Unmanned
Aerial Vehicles (UAVs) continue as the most dynamic growth
sector of the world aerospace industry this decade, according to a
new study released by Teal Group, a
market analysis firm based in Fairfax, Va. New
unmanned combat aerial vehicle programs, commercial, and consumer
spending all promise to drive more than a tripling of the market over
the next decade.
Teal
Group's 2015 market study estimates that UAV production will soar
from current worldwide production of $4 billion annually to
$14 billion, totaling $93 billion in the next ten
years. Military UAV research spending would add another $30
billion over the decade.
This
year's study includes consumer UAVs for the first time because of
their rapid growth and the blurring of the commercial and consumer
markets. "Consumer UAVs are showing that they can do many of the
easier commercial missions such as simple real estate photography,"
said Philip Finnegan, Teal Group's director of corporate analysis and
an author of the study.
"Our
2015 UAV study calculates the market at 72 percent military, 23
percent consumer, 5 percent civil cumulative for the decade,”
Finnegan said. Of the three
areas, civil UAVs grow most rapidly over the forecast period as
airspace around the world is opened, but it grows from a very low
base.
"The
Teal Group study predicts that the U.S. will account for 64 percent
of total military worldwide Research,
Development, Test, and Evaluation spending
on UAV technology over the next decade, and about 38 percent of the
military procurement," said Teal Group senior analyst Steve
Zaloga, another author of the study.
The
2015 study provides 10-year funding and production forecasts for a
wide range of UAV payloads, including Electro-Optic/Infrared Sensors
(EO/IR), Synthetic Aperture Radars, Signals Intelligance, Electronic
Warfare and
C4I (Command, Control, Communications, Computers, & Intelligence)

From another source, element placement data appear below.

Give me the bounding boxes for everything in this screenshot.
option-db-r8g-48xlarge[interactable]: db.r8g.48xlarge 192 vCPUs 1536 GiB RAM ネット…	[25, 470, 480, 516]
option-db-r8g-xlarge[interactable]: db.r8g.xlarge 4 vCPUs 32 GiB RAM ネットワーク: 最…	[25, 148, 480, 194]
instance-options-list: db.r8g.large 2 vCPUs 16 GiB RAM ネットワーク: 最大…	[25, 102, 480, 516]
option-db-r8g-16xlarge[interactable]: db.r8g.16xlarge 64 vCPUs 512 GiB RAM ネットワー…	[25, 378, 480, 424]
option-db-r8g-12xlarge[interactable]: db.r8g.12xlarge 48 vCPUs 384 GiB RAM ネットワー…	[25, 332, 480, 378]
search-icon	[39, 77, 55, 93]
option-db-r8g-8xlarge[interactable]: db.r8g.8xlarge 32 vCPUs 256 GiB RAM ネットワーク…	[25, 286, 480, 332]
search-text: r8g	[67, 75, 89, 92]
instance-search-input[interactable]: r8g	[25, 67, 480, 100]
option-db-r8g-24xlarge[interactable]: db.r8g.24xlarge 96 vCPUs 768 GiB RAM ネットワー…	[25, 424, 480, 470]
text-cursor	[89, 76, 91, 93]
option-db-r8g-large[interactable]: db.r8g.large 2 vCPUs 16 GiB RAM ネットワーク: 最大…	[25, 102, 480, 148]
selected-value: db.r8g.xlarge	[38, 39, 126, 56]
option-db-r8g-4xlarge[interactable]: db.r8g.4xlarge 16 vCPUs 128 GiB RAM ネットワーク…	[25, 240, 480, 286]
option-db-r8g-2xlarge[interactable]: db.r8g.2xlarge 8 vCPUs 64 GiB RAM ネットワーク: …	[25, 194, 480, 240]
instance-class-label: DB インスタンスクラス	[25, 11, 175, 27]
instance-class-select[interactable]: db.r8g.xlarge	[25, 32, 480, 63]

systems. These payloads are forecast to double in value from $3.1
billion in fiscal year 2015 to $6.4 billion in fiscal year 2024.

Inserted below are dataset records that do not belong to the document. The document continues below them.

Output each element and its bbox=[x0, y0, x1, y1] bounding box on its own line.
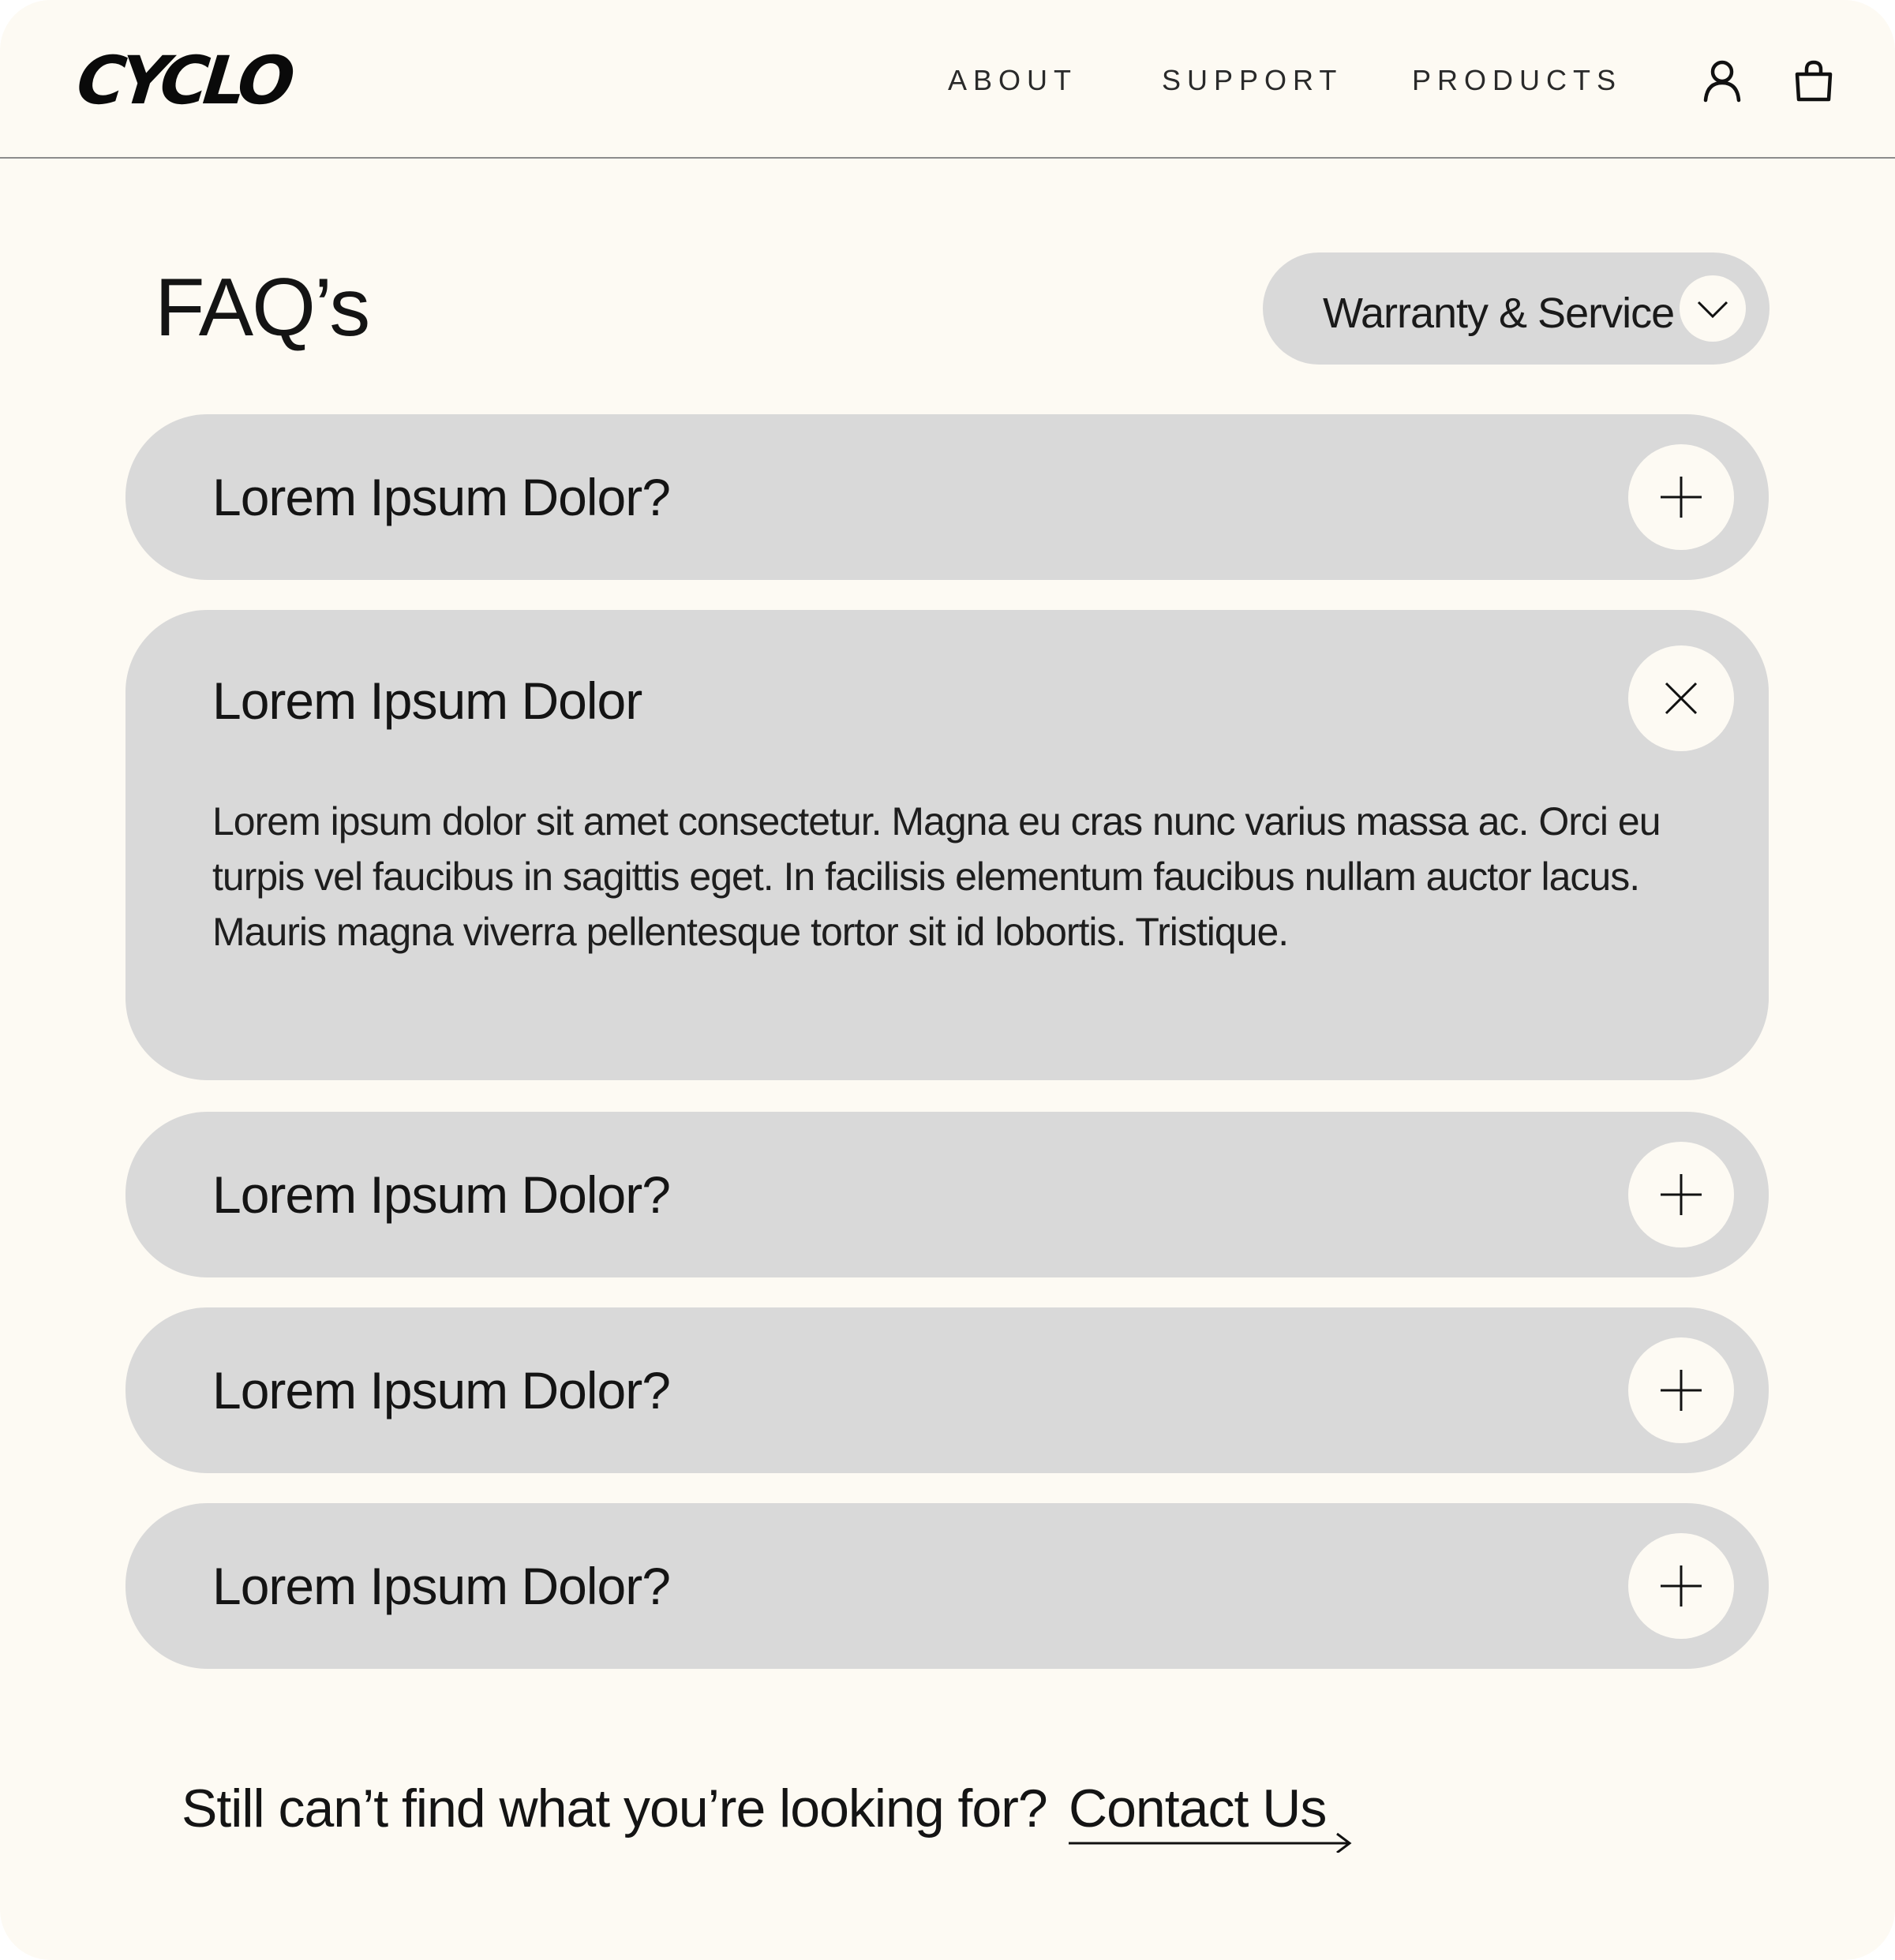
faq-collapse-button[interactable] bbox=[1628, 645, 1734, 751]
nav-link-products[interactable]: PRODUCTS bbox=[1412, 63, 1622, 98]
category-dropdown-value: Warranty & Service bbox=[1323, 290, 1675, 337]
faq-item[interactable]: Lorem Ipsum Dolor? bbox=[125, 414, 1769, 580]
faq-item-expanded[interactable]: Lorem Ipsum Dolor Lorem ipsum dolor sit … bbox=[125, 610, 1769, 1080]
faq-item[interactable]: Lorem Ipsum Dolor? bbox=[125, 1503, 1769, 1669]
faq-answer: Lorem ipsum dolor sit amet consectetur. … bbox=[212, 799, 1661, 954]
faq-expand-button[interactable] bbox=[1628, 1337, 1734, 1443]
category-dropdown[interactable]: Warranty & Service bbox=[1263, 252, 1770, 365]
faq-question: Lorem Ipsum Dolor? bbox=[212, 1361, 671, 1420]
close-icon bbox=[1665, 682, 1698, 715]
faq-item[interactable]: Lorem Ipsum Dolor? bbox=[125, 1112, 1769, 1277]
nav-link-about[interactable]: ABOUT bbox=[948, 63, 1077, 98]
faq-question: Lorem Ipsum Dolor bbox=[212, 671, 642, 730]
plus-icon bbox=[1661, 1174, 1702, 1215]
dropdown-toggle[interactable] bbox=[1680, 275, 1746, 342]
faq-item[interactable]: Lorem Ipsum Dolor? bbox=[125, 1307, 1769, 1473]
nav-link-support[interactable]: SUPPORT bbox=[1162, 63, 1343, 98]
help-prompt: Still can’t find what you’re looking for… bbox=[182, 1779, 1048, 1838]
user-icon bbox=[1703, 60, 1741, 103]
faq-expand-button[interactable] bbox=[1628, 1533, 1734, 1639]
faq-question: Lorem Ipsum Dolor? bbox=[212, 468, 671, 526]
plus-icon bbox=[1661, 1370, 1702, 1411]
page-frame: CYCLO ABOUT SUPPORT PRODUCTS FAQ’s Warra… bbox=[0, 0, 1895, 1960]
faq-expand-button[interactable] bbox=[1628, 444, 1734, 550]
arrow-right-icon bbox=[1069, 1832, 1352, 1853]
faq-question: Lorem Ipsum Dolor? bbox=[212, 1557, 671, 1615]
faq-question: Lorem Ipsum Dolor? bbox=[212, 1165, 671, 1224]
chevron-down-icon bbox=[1697, 301, 1728, 319]
account-button[interactable] bbox=[1700, 58, 1744, 103]
shopping-bag-icon bbox=[1795, 60, 1833, 102]
faq-expand-button[interactable] bbox=[1628, 1142, 1734, 1247]
brand-logo[interactable]: CYCLO bbox=[73, 41, 294, 120]
plus-icon bbox=[1661, 477, 1702, 518]
page-title: FAQ’s bbox=[155, 262, 370, 353]
site-header: CYCLO ABOUT SUPPORT PRODUCTS bbox=[0, 0, 1895, 159]
plus-icon bbox=[1661, 1565, 1702, 1607]
cart-button[interactable] bbox=[1792, 58, 1836, 103]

EO/IR is still the default sensor for the vast majority of UAVs, but
recent years have seen up-and-down funding and considerable
uncertainty, as legacy endurance UAV production has ended.
New
sensor markets will see great increases as radio frequency (RF)
systems supplant EO/IR capabilities, and next-generation UAVs at all
scales require much more sophisticated - and expensive - sensors.

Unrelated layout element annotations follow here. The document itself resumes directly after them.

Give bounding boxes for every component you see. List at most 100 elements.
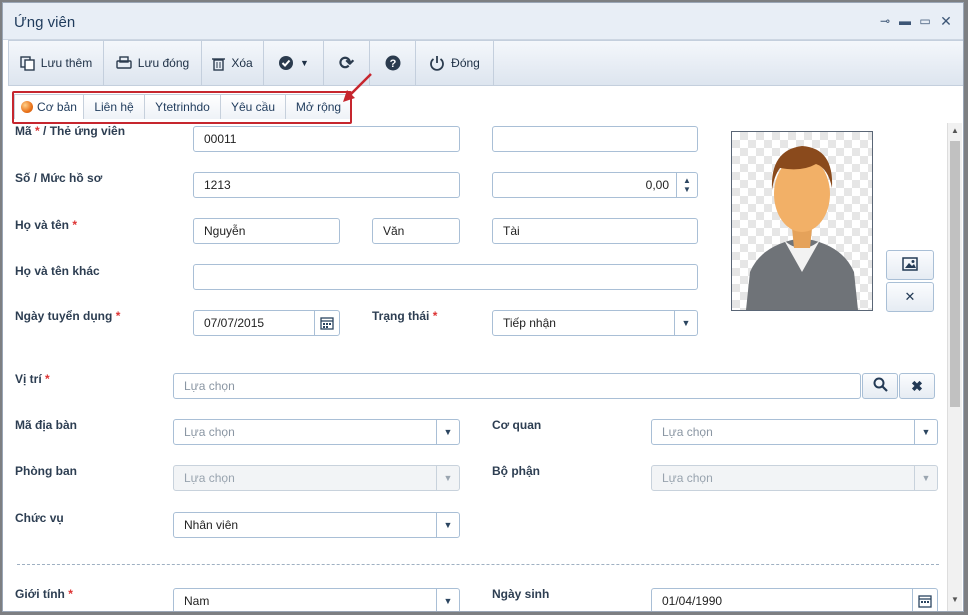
status-select[interactable]: Tiếp nhận ▼ xyxy=(492,310,698,336)
chevron-down-icon[interactable]: ▼ xyxy=(914,420,937,444)
job-title-value: Nhân viên xyxy=(184,518,239,532)
file-level-value: 0,00 xyxy=(645,178,669,192)
toolbar: Lưu thêm Lưu đóng Xóa ▼ ⟳ ? Đóng xyxy=(8,40,963,86)
required-mark: * xyxy=(72,218,78,232)
birth-date-label: Ngày sinh xyxy=(492,587,550,601)
required-mark: * xyxy=(68,587,73,601)
save-add-button[interactable]: Lưu thêm xyxy=(9,41,104,85)
remove-photo-button[interactable]: ✕ xyxy=(886,282,934,312)
gender-value: Nam xyxy=(184,594,210,608)
file-number-input[interactable]: 1213 xyxy=(193,172,460,198)
spin-up-icon[interactable]: ▲ xyxy=(683,176,691,185)
position-label-text: Vị trí xyxy=(15,372,42,386)
section-select[interactable]: Lựa chọn ▼ xyxy=(651,465,938,491)
name-label: Họ và tên * xyxy=(15,218,77,232)
department-label: Phòng ban xyxy=(15,464,77,478)
last-name-value: Nguyễn xyxy=(204,224,246,238)
middle-name-input[interactable]: Văn xyxy=(372,218,460,244)
code-label-rest: / Thẻ ứng viên xyxy=(39,124,126,138)
window-title: Ứng viên xyxy=(14,14,76,31)
candidate-card-input[interactable] xyxy=(492,126,698,152)
upload-photo-button[interactable] xyxy=(886,250,934,280)
candidate-window: Ứng viên ⊸ ▬ ▭ ✕ Lưu thêm Lưu đóng Xóa ▼… xyxy=(2,2,964,612)
hire-date-input[interactable]: 07/07/2015 xyxy=(193,310,340,336)
chevron-down-icon[interactable]: ▼ xyxy=(436,420,459,444)
code-value: 00011 xyxy=(204,132,237,146)
job-title-select[interactable]: Nhân viên ▼ xyxy=(173,512,460,538)
close-icon[interactable]: ✕ xyxy=(938,13,954,29)
scroll-up-icon[interactable]: ▲ xyxy=(950,126,960,136)
save-close-button[interactable]: Lưu đóng xyxy=(104,41,202,85)
required-mark: * xyxy=(115,309,121,323)
delete-label: Xóa xyxy=(231,56,253,70)
position-input[interactable]: Lựa chọn xyxy=(173,373,861,399)
trash-icon xyxy=(212,56,226,71)
close-button[interactable]: Đóng xyxy=(416,41,494,85)
last-name-input[interactable]: Nguyễn xyxy=(193,218,340,244)
spin-down-icon[interactable]: ▼ xyxy=(683,185,691,194)
tabs-highlight-box xyxy=(12,91,352,124)
pin-icon[interactable]: ⊸ xyxy=(877,13,893,29)
position-placeholder: Lựa chọn xyxy=(184,379,235,393)
code-label-text: Mã xyxy=(15,124,32,138)
code-input[interactable]: 00011 xyxy=(193,126,460,152)
close-label: Đóng xyxy=(451,56,480,70)
gender-label: Giới tính * xyxy=(15,587,73,601)
minimize-icon[interactable]: ▬ xyxy=(897,13,913,29)
maximize-icon[interactable]: ▭ xyxy=(917,13,933,29)
birth-date-value: 01/04/1990 xyxy=(662,594,723,608)
approve-dropdown-button[interactable]: ▼ xyxy=(264,41,324,85)
help-icon: ? xyxy=(385,55,401,71)
status-value: Tiếp nhận xyxy=(503,316,556,330)
calendar-icon[interactable] xyxy=(912,589,937,611)
name-label-text: Họ và tên xyxy=(15,218,70,232)
department-placeholder: Lựa chọn xyxy=(184,471,235,485)
power-icon xyxy=(429,55,445,71)
position-clear-button[interactable]: ✖ xyxy=(899,373,935,399)
avatar-image xyxy=(731,131,873,311)
area-placeholder: Lựa chọn xyxy=(184,425,235,439)
gender-label-text: Giới tính xyxy=(15,587,65,601)
scrollbar-thumb[interactable] xyxy=(950,141,960,407)
status-label-text: Trạng thái xyxy=(372,309,430,323)
area-label: Mã địa bàn xyxy=(15,418,78,432)
birth-date-input[interactable]: 01/04/1990 xyxy=(651,588,938,611)
help-button[interactable]: ? xyxy=(370,41,416,85)
section-divider xyxy=(17,564,939,565)
hire-date-label-text: Ngày tuyển dụng xyxy=(15,309,113,323)
file-label: Số / Mức hồ sơ xyxy=(15,171,103,185)
hire-date-value: 07/07/2015 xyxy=(204,316,265,330)
file-level-input[interactable]: 0,00 ▲ ▼ xyxy=(492,172,698,198)
save-close-label: Lưu đóng xyxy=(137,56,190,70)
middle-name-value: Văn xyxy=(383,224,405,238)
vertical-scrollbar[interactable]: ▲ ▼ xyxy=(947,123,962,611)
department-select[interactable]: Lựa chọn ▼ xyxy=(173,465,460,491)
check-circle-icon xyxy=(278,55,294,71)
chevron-down-icon: ▼ xyxy=(914,466,937,490)
copy-icon xyxy=(20,55,35,71)
chevron-down-icon[interactable]: ▼ xyxy=(436,589,459,611)
delete-button[interactable]: Xóa xyxy=(202,41,264,85)
chevron-down-icon: ▼ xyxy=(436,466,459,490)
svg-text:?: ? xyxy=(389,58,396,70)
chevron-down-icon: ▼ xyxy=(300,58,309,68)
gender-select[interactable]: Nam ▼ xyxy=(173,588,460,611)
other-name-input[interactable] xyxy=(193,264,698,290)
status-label: Trạng thái * xyxy=(372,309,437,323)
position-label: Vị trí * xyxy=(15,372,50,386)
calendar-icon[interactable] xyxy=(314,311,339,335)
required-mark: * xyxy=(45,372,50,386)
save-add-label: Lưu thêm xyxy=(40,56,93,70)
agency-select[interactable]: Lựa chọn ▼ xyxy=(651,419,938,445)
chevron-down-icon[interactable]: ▼ xyxy=(674,311,697,335)
clear-icon: ✖ xyxy=(911,377,923,394)
position-search-button[interactable] xyxy=(862,373,898,399)
first-name-input[interactable]: Tài xyxy=(492,218,698,244)
scroll-down-icon[interactable]: ▼ xyxy=(950,595,960,605)
area-select[interactable]: Lựa chọn ▼ xyxy=(173,419,460,445)
search-icon xyxy=(873,377,888,395)
chevron-down-icon[interactable]: ▼ xyxy=(436,513,459,537)
file-number-value: 1213 xyxy=(204,178,231,192)
other-name-label: Họ và tên khác xyxy=(15,264,100,278)
level-spinner[interactable]: ▲ ▼ xyxy=(676,173,697,197)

"Rapidly increasing capabilities for RF sensors will be funded,
as potential conflicts shift from clear-skies Central Asia to the
more restrictive geographies of Eastern Europe and the Pacific,"
according to David Rockwell, author of the electronics portion of the
new study.
"UAVs
will continue to provide the world's fastest-growing aerospace
payload market, but not through continued growth of 'the usual
suspects' from the past decade. Instead, new sensor programs for
current and future air vehicles will result in more unexpected growth
spurts and losses. We now forecast a number of speculative new
programs in the out-years, including estimates of classified
programs. Wise companies will plan today for growth tomorrow,"
according to Rockwell.
"UAVs
are no longer of interest only to aerospace companies, but
increasingly technology companies like Google, Facebook and Amazon
see a need to be in the market," said Finnegan.